Izen is hanging his hat on those weasel words, which show that his source isn’t sure about anything at all.
In fact, CO2 has nothing measurable to do with global temperature. Any assertions to the contrary are simply an effort to buttress the alarmist belief in cAGW. But so far, empirical [real world] evidence does not support Izen’s belief in the “carbon” scare.

DaveW
February 21, 2014 6:54 pm

This doesn’t sound like such a bad study, only the hype is annoying. One major problem is that the 10 species of Drosophila are all closely related. That was a poor choice if one wanted to extrapolate the results to ‘insects’: you can’t. I assume they did this because many Drosophila are easily reared in the lab and because some have been model organisms in genetics, much has been learned about their distributions in the field.
Finding that the response to temperature shocks in the lab match expected high temperatures in the distribution of these species in the field may seem trivial (it does to me), but just because this relationship is assumed to occur doesn’t mean it isn’t useful to see it tested and supported.
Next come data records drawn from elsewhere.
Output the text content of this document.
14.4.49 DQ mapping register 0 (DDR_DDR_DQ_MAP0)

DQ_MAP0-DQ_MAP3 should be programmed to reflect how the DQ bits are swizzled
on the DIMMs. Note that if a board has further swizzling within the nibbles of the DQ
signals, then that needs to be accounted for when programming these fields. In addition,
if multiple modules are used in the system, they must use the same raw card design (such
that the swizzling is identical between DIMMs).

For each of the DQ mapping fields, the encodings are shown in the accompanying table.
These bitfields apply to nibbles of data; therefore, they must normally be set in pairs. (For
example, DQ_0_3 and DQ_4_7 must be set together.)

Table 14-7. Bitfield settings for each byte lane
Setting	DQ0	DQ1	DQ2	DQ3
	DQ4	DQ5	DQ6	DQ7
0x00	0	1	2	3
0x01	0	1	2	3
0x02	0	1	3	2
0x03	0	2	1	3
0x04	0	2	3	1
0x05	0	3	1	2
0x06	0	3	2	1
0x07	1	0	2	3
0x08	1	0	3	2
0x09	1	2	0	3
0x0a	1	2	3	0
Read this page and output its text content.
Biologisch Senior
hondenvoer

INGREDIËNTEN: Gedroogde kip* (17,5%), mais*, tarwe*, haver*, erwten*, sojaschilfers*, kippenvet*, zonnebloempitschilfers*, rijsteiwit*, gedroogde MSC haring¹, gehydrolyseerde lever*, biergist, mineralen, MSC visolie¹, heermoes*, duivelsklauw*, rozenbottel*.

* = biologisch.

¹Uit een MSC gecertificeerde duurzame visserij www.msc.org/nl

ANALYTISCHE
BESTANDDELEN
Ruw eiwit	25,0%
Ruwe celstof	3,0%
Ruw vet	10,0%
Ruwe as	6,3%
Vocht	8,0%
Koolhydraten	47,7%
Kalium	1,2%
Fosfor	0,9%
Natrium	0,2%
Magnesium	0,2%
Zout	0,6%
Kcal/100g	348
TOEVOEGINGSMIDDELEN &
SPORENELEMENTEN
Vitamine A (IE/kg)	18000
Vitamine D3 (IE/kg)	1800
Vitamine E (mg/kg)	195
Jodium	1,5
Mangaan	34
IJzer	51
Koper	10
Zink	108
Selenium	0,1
Obvious problems in interpretation include microhabitat choices in the field that would tend to ameliorate any effect of temperature shocks are not available in the lab and one would expect multivoltine insects such as these fruit flies to rapidly adapt to a new temperature regime. There is also the confounding relationships between temperature and other factors that do not seem to have been controlled for.
Another example of how CAGW poisons everything it touches. This is an interesting minor study that adds somewhat to understanding Drosophila distributions, but has been turned into more magical science.

Patrick
February 21, 2014 8:24 pm

“izen says:
February 21, 2014 at 6:34 am
Wrong, the present rate of rise in CO2 in the atmosphere and the consequent reduction of ocean ph is much greater than any past natural event, even the PETM.”
Where is the evidence to support that statement?

Brian H
February 22, 2014 5:58 pm

Which comes after which? Maybe the bugs drive the weather. It’s consistent with the statistics!
And, btw, extremes accompany COOLING. That is the only hypothesis consistent with recent or paleo-history.